Congo, Republic of
There is specific group taxation within the CEMAC area.
Where a joint stock company and a private limited company own either registered stock in a joint stock company or shares in a private limited company, the net proceeds of the share in the second company paid to the first during the financial year shall be deducted from the total net profit of the latter, less a percentage for costs and charges. This percentage is fixed at 10% of the total amount of the proceeds. This system shall apply when all of the following conditions are met:
- The stocks or shares owned by the parent company represent at least 25% of the capital of the subsidiary company.
- The parent company and subsidiary companies have a registered office in the CEMAC state (Cameroon, Central Africa Republic, Chad, Gabon, Equatorial Guinea, and Republic of Congo).
- The stocks or shares allotted at the time of issue are still registered in the name of the participating company, which undertakes to retain them for at least two consecutive years in registered form.
Another group taxation regime is also available upon option and under certain conditions, wherein the taxable profits of the group’s companies can be consolidated at the level of the holding company, which will pay the tax due.
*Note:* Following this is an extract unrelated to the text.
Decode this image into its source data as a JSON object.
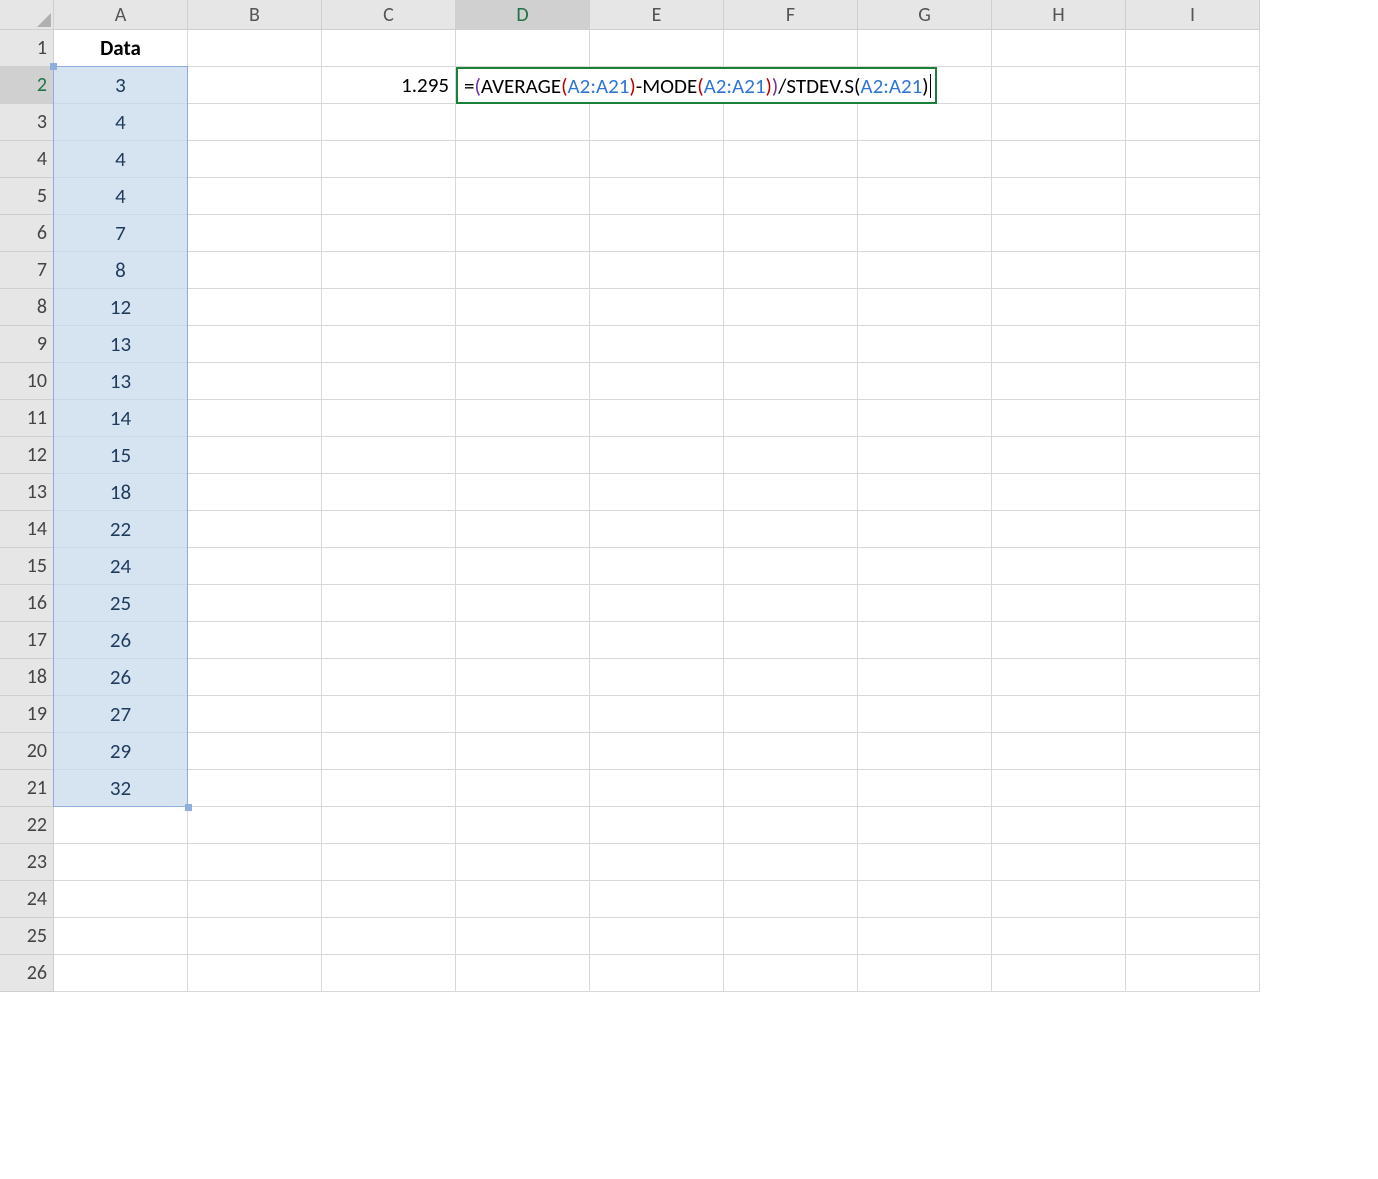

Companies registered in the Republic of Congo with gross annual turnover net of taxes equal to or exceeding XAF 500 million must keep transfer pricing documentation at the reach of the tax administration so as to justify the transfer pricing policy used in all transactions with legally related entities outside the Republic of Congo.
Targeted companies are required to spontaneously and annually provide to the tax administration a transfer pricing documentation and annual documentation declaration within six months from filing their summary financial statements. Companies that fail to comply with this requirement will be fined at XAF 5 million prior to an eight (8) day formal notice.
In additon, the 2018 Finance Act strengthen the applicable sanctions for failure to comply with transfer pricing requirements. Indeed, the sums invoiced by a foreign company that are considered as not reflecting arm’s-length conditions must now be reintegrated in the Congolese company’s financial year’s result, for a third of their amount.
To justify transfer pricing policy, companies shall ensure that the prices of the transactions are in conformity with the five different methods to set up the arm's-length principle (derived from Organisation for Economic Co-operation and Development [OECD] recommendations).
During a tax audit, if the amounts invoiced by a foreign company do not reflect the arm's length principle, these amounts would be completely added back to the tax base of the Congolese company.
There are no specific thin capitalisation rules in the Republic of Congo.
A taxation regime applies to incorporated holding companies complying with certain conditions.
Within this regime, capital gains on shares are:
- subject to CIT at standard rate if the shares transferred have been held during less than two years
- subject to a reduced CIT rate (25% of the standard rate, i.e. 7.5%) if the shares transferred have been held during more than two years, and
- tax exempted if (i) the shares transferred have been held for more than two years and (ii) the shares held include at least 60% of shares of CEMAC resident companies.
In addition, these companies benefit from other tax advantages, such as a WHT exemption on certain types of interest as well as a reduced WHT on dividends paid (i.e. 50% of applicable rate).
Controlled foreign companies (CFCs)
There is no provision under Congolese tax law related to CFCs.